Les libres propos d’Alain Sanders
Né le 1er janvier 1921 à El Talagh, Algérie française, issu d’une famille très modeste, caporal de tirailleurs algériens en 1944 (il fut grièvement blessé à la jambe à Monte Cassino), médaille d’or au marathon des JO de Melbourne en 1956, Alain Mimoun était un fils de France. Le genre d’homme pour qui j’aurais milité et voté s’il s’était présenté à l’élection présidentielle. Je l’associe, dans ma mémoire, à mon père, ancien de la 2eDB, disparu un an avant lui, et qui avait pour ce frère d’armes une affectueuse admiration.
“Quand je vois monter le drapeau français au sommet du mat, j’ai les larmes aux yeux”, disait Mimoun. Français. Et rien d’autre. Au point d’avoir choisi très tôt de changer son prénom d’origine, Ali, pour celui d’Alain (il était né Ali Mimoun Ould Kacha).

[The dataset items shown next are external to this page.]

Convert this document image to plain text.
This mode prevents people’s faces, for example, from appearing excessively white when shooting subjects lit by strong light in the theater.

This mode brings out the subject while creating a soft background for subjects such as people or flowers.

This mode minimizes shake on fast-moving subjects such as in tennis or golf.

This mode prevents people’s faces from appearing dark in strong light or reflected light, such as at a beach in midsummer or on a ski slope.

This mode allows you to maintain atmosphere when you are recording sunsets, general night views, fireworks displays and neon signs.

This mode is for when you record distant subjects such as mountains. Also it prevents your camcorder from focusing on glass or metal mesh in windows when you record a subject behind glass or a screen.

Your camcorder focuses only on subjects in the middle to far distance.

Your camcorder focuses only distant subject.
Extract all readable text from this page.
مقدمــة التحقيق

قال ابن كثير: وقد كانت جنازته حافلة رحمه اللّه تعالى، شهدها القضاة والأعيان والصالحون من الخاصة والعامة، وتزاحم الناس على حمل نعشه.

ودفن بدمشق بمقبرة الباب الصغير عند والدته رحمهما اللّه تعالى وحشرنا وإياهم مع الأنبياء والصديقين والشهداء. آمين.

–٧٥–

Il reste, à ce jour, le recordman absolu de l’athlétisme français : 29 titres nationaux sur 5000 et 10 000 mètres. Après la guerre, il décroche un petit job de garçon de café au bar du Racing-Club de France à la Croix-Catelan. Un petit job, mais un grand destin : c’est là qu’il commence sa carrière de coureur.
Son grand rival est le Tchèque Emil Zatopek. Aux JO de 1948 à Londres, aux JO de 1952 à Helsinki, Zatopek est médaille d’or. Mimoun, médaille d’argent. Aux JO de 1956, à Melbourne, il a 35 ans. Un “ vieux ”. Au 10 000 mètres, il ne termine que douzième. On lui déconseille de participer au marathon. Il n’en tient pas compte. La veille du départ, un télégramme lui annonce que sa femme vient d’accoucher d’une fille. Il la baptisera Olympe.
Il porte le dossard numéro 13. Melbourne est écrasée de chaleur. Au kilomètre 30, il a un coup de “ moins bien ”. Il s’accroche : “ Je pensais à ma mère, à ma femme, à ma fille qui venait de naître ”. Le 28 janvier 1944, il n’avait échappé que par miracle à l’amputation. Pas question de flancher. Il va remporter l’épreuve – à tous les sens du terme – et battre son invincible rival, Zatopek.
Il sera décoré par quatre présidents de la République : Coty, Pompidou, Chirac, Sarkozy. Des nains pour honorer un géant… Mais l’un de ses plus précieux souvenirs restera le tour d’honneur qu’il fit au Stade de France lors des mondiaux de 2003. Des milliers de spectateurs, debout, pour ovationner sans fin ce vieil homme drapé dans le drapeau tricolore.
Jusqu’à l’âge de 85 ans, il fera ses 20 kilomètres quotidiens. Et puis, jusqu’à la fin, de longues marches au bord de la Marne (il habitait à Champigny dans le Val-de-Marne).
Un fils de France. L’exemple même de ce que l’Algérie française pouvait donner – et aurait pu continuer de le faire – de meilleur. La réponse à ceux qui, par le sang (en Algérie) et la trahison (en France), ont tout fait pour briser, sans doute à jamais, notre communauté. Où Camus, le petit pauvre, était le frère de Mimoun, le petit pauvre.
Mimoun avait eu la douleur de perdre sa femme quelques semaines plus tôt. Il n’avait guère attendu pour aller la rejoindre. Sur la piste cendrée du grand stade du Bon Dieu, il a passé une dernière fois la ligne d’arrivée. En vainqueur.